Do You Need to Be On Wearable Computers?
There's Google Glass – widely popular in the media but estimates are that only a few thousand products are in the market. There's a stream of tricked-out watches that can sync up and display email, Tweets, calendar entries, you name it. There are ever more special purpose wearables – such as Misfit Wearable's Shine personal activity monitor.
The question: Does your credit union need to develop an app for wearable computers?

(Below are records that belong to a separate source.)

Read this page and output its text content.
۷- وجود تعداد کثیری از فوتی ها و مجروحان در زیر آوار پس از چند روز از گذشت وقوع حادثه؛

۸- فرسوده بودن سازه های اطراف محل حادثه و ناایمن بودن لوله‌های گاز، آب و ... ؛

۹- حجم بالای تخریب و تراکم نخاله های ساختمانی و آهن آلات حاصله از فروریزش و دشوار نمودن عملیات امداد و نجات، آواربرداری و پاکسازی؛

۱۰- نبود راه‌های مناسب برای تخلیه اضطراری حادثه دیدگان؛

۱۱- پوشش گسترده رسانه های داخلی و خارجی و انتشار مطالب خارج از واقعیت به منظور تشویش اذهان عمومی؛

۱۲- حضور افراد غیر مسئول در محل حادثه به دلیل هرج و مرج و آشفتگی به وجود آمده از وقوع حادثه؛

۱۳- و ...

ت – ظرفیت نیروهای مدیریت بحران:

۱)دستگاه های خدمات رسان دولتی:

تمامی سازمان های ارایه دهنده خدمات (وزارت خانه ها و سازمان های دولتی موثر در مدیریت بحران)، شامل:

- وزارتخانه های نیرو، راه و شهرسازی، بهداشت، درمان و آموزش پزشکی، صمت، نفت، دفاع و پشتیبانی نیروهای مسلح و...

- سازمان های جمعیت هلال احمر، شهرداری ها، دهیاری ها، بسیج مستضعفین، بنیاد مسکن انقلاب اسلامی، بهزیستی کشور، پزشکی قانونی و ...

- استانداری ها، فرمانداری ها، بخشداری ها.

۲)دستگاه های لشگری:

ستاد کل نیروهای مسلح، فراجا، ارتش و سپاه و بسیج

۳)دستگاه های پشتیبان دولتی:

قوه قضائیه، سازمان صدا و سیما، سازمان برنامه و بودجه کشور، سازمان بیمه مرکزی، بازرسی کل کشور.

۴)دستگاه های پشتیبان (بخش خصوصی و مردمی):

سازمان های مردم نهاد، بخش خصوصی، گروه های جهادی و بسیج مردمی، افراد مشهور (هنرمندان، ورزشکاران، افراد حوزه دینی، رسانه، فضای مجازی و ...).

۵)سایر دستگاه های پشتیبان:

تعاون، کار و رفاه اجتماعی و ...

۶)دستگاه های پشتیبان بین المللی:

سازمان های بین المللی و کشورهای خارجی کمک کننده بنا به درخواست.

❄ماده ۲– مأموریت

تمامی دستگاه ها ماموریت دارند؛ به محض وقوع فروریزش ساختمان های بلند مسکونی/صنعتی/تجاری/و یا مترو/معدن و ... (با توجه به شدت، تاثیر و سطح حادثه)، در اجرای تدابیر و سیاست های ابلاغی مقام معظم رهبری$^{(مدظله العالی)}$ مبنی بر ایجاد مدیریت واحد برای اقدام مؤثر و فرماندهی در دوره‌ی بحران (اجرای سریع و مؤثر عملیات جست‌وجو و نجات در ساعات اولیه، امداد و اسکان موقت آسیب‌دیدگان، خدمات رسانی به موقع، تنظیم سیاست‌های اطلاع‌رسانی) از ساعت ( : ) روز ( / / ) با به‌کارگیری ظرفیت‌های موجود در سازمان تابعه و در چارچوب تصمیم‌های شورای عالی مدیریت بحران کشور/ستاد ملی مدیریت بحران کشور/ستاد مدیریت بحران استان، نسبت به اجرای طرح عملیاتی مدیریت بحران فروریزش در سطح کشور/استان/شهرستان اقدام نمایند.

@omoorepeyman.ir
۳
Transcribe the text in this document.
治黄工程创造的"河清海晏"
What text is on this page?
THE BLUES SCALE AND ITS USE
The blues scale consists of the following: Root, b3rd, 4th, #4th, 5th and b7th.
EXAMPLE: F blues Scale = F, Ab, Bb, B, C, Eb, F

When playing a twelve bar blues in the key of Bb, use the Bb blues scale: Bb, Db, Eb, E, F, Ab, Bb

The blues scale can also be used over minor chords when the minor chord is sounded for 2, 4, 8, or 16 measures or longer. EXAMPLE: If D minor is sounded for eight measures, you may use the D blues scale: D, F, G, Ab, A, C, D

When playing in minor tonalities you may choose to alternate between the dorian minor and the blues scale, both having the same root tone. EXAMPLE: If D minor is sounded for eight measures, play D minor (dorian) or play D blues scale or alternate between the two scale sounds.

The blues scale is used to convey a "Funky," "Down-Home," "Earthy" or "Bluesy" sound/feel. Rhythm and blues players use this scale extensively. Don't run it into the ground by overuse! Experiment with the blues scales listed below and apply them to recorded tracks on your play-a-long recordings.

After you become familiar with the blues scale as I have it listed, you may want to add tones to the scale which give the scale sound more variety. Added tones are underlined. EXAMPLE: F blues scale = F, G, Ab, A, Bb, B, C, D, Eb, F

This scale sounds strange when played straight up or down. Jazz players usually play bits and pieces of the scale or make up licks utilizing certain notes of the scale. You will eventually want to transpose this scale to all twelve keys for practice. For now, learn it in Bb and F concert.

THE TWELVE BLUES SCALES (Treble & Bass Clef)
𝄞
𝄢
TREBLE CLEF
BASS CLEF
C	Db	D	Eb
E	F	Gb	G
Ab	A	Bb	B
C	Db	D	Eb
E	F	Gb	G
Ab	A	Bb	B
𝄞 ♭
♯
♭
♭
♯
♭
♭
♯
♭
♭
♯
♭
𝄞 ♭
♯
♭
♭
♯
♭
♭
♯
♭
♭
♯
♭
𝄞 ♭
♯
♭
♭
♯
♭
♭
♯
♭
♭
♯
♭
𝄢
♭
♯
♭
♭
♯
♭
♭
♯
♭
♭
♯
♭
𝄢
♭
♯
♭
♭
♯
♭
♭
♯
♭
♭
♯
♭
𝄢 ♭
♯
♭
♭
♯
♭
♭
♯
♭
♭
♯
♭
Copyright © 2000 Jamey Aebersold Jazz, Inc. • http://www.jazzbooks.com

Know that only one mainstream company spoke up at Open Mobile Summit to say it had an app for wearables (real estate info app Trulia has a version for Google Glass, said head of mobile Steve Yarger. He added: "Sometimes you do products for the learning, not because of what you expect to immediately get in return").
One other fact: most conference attendees seemed to think that wearables will become both more numerous and more sophisticated – but that does not mean every organization needs to be there.
Sam Shank, CEO of booking app HotelTonight, flatly indicated that he saw no need for his app to be available on wearables such as Google Glass.
At least one panelist said wearables already rule – but we need to think more broadly about what they are. "A smartphone already is a wearable of a sort," said Prashant Fuloria, chief product officer at mobile analytics company Flurry.
Certainly, too, it is easy enough to imagine specialty marriages of financial services and wearables – picture pressing a button on a watch and seeing one's account balance – but, cool as those uses may be, there is no reason to stampede into wearable apps development.
At least not yet.
Next Page: Don't Fear Failing Are You Failing Enough?
Is failure good for you?
If you never fail, is your credit union on the fast track to extinction?
Abhi Ingle, vice president of innovation at AT&T, said in an Open Mobile Summit presentation that in fact in his labs the metric is that he wants half the projects to fail.
Sounds crazy? Ingle's point is that a lower rate means the organization has become risk averse and, for that reason, it is staying conservative in its experimentation. That also means the chances of game changing breakthroughs sharply diminish.
Of course, AT&T limits its exposure on high-risk gambits – it is not betting the company on these endeavors – but thinking big happens best when failure is not simply a possibility but perhaps even a probability, suggested Ingle.